Geometric Point Attention Transformer for 3D Shape Reassembly
Jiahan Li, Chaoran Cheng, Jianzhu Ma, Ge Liu
TL;DR
The paper tackles 3D shape assembly by predicting absolute $SE(3)$ poses for multiple parts while capturing both global context and local geometric interactions. It introduces the Geometric Point Attention Transformer (GPAT) with a geometric recycling mechanism that iteratively refines pose predictions, maintaining equivariance to global rigid transformations. Empirical results on PartNet (semantic assembly) and Breaking Bad (geometric assembly) show GPAT achieving state-of-the-art or competitive performance, with ablations confirming the critical roles of the geometric attention components and recycling. The approach provides a robust, scalable backbone for 6-DoF pose estimation in complex 3D reassembly tasks and offers guidance for future research in 3D reconstruction and assembly pipelines.
Abstract
Shape assembly, which aims to reassemble separate parts into a complete object, has gained significant interest in recent years.
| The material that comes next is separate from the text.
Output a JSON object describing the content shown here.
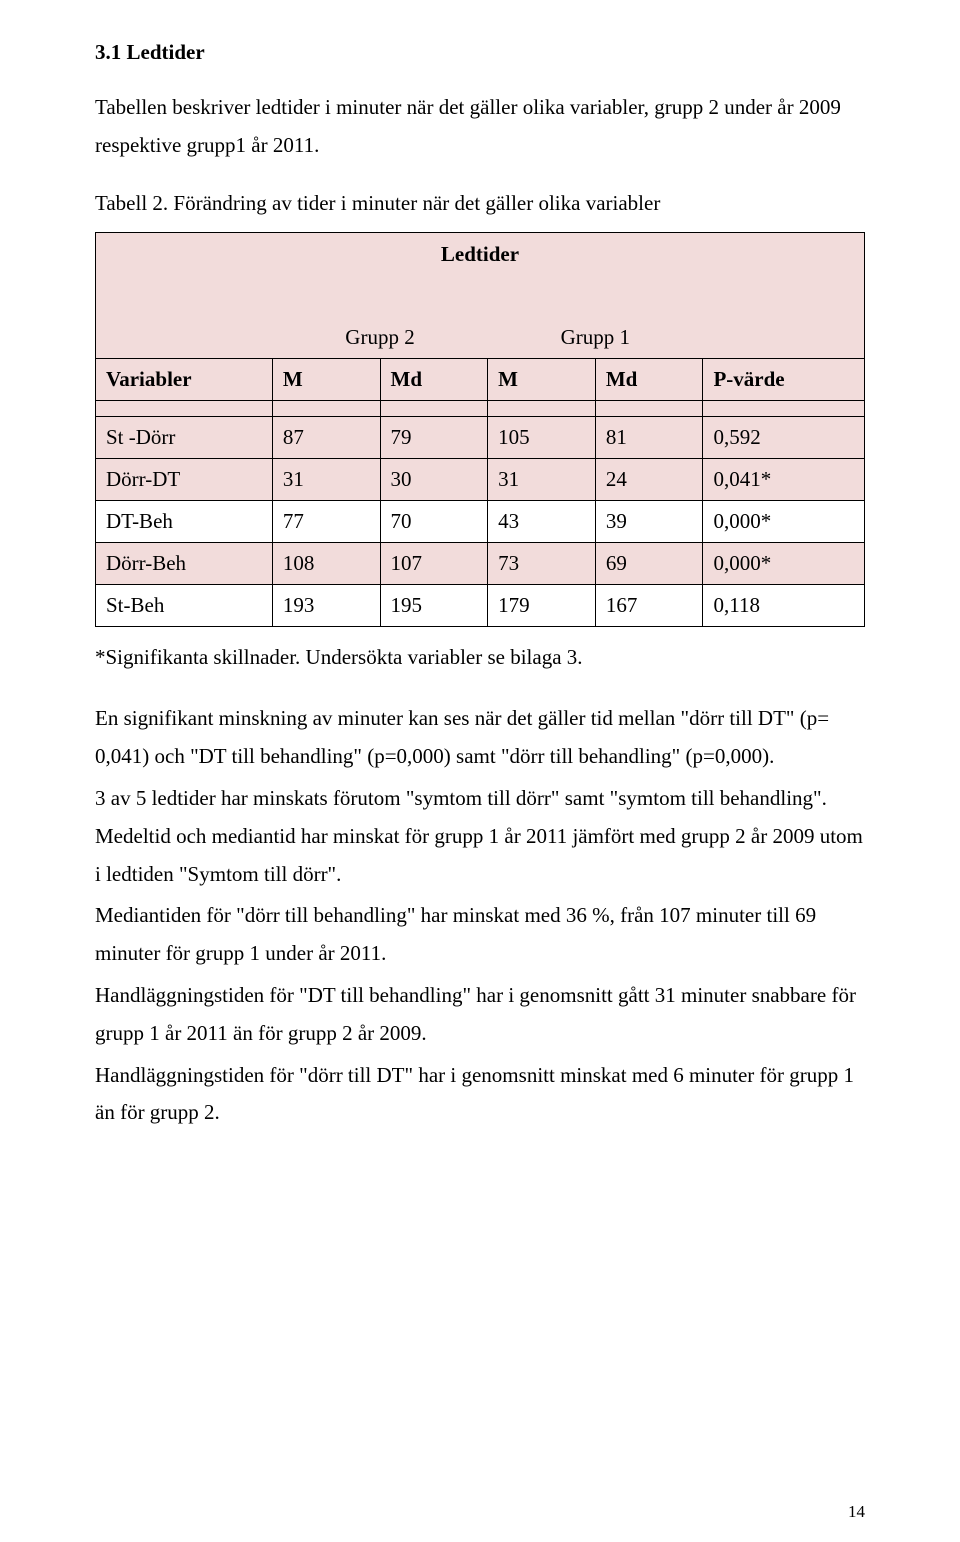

Existing methods primarily rely on networks to predict the poses of individual parts, but often fail to effectively capture the geometric interactions between the parts and their poses. In this paper, we present the Geometric Point Attention Transformer (GPAT), a network specifically designed to address the challenges of reasoning about geometric relationships. In the geometric point attention module, we integrate both global shape information and local pairwise geometric features, along with poses represented as rotation and translation vectors for each part. To enable iterative updates and dynamic reasoning, we introduce a geometric recycling scheme, where each prediction is fed into the next iteration for refinement. We evaluate our model on both the semantic and geometric assembly tasks, showing that it outperforms previous methods in absolute pose estimation, achieving accurate pose predictions and high alignment accuracy.